Coding interview question: Determine if number is an Armstrong number
Problem statement
In this article we will be discussing another (see the previous article counting triples with a given sum) of the most common coding interview questions. The problem statement is really simple and goes as follows:
Given an positive integer
N
determine if it is an Armstrong number?
A number $x_1x_2…x_n$ (1 \leq x_i \leq 9 $ is a digit ) of length $n$ is an Armstrong number if the following is true:
$x_nx_{n-1}…x_2x_1 = pow(x_1,n) + pow(x_2,n) + … pow(x_n,n)$
In other words if raising all digits to power $n$ and sum all them up you obtain the original number, then $N$ is an Armstrong number.
Example
Input : N = 8208 Output : true => pow(8,4) + pow(0,4) + pow(2,4) + pow(8,4) = 8208
Input : 407 Output : true => pow(7,3) + pow(0,3) + pow(4,3) = 407
Input : 24 Output : false => pow(4,2) + pow(2,2) = 20 != 24

Solution
We start by noticing that in $pow(x,n)$
- $1 \leq x \leq 9 $
- $ n $: never changes
- If the digit $d$ appears $l$ times in the numbers, then the term $pow(d,n)$ will appear $l$ times.

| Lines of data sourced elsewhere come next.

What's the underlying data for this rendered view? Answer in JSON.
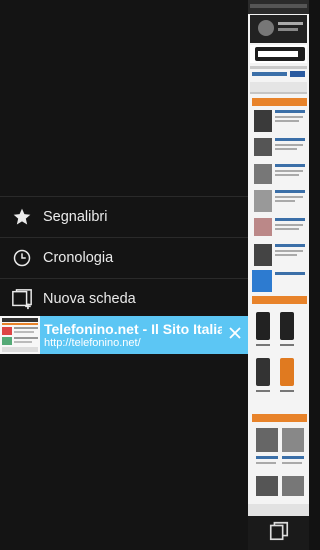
{
  "menu": {
    "items": [
      {
        "label": "Segnalibri",
        "icon": "star-icon"
      },
      {
        "label": "Cronologia",
        "icon": "clock-icon"
      },
      {
        "label": "Nuova scheda",
        "icon": "new-tab-icon"
      }
    ]
  },
  "tab": {
    "title": "Telefonino.net - Il Sito Italiano",
    "url": "http://telefonino.net/"
  },
  "preview": {
    "logo_text": "telefonino"
  },
  "colors": {
    "accent": "#5cc6f4",
    "drawer_bg": "#141414",
    "page_orange": "#e8832a"
  }
}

The approach will be using is the following:
- Create an array $F$ of length $10$ containing the frequencies of the digits in $N$
- Calculate $\dot N = (F[0] \times pow(0,n)) + (F[1] \times pow(1,n))+ … (F[9] \times pow(9,n))$
- If $N = \dot N$ return true, false otherwise
C++ code
The idea above can be coded as follows:
bool is_armstrong(const int N) { //calculate frequency of digits //and length of N array<int, 10> F = {0}; int n = 0; for(int _N = N ; _N ; _N/=10){ F[_N%10]++; n++; } int N1 = 0; for(int i = 0 ; i < 10 ; i++) N1 += F[i] * pow(i,n); return N1==N; }
The time complexity of the code above is linear in the number of digits of $N$. The space complexity is constant.
This mean that in terms of $N$ the time complexity is $O(log(N))$. There are at most $log_{10}(N)$ digits in $N$.
You can try the above code online on Wandbox.
In this article we discussed a common coding interview question asked by many tech companies. The takeaways from this exercises are:
- $N \mod 10$ will return you the last digit of $N$
- The number of digits of $N$ is given by the number of times you can divide it by $10$ before obtaining $0$.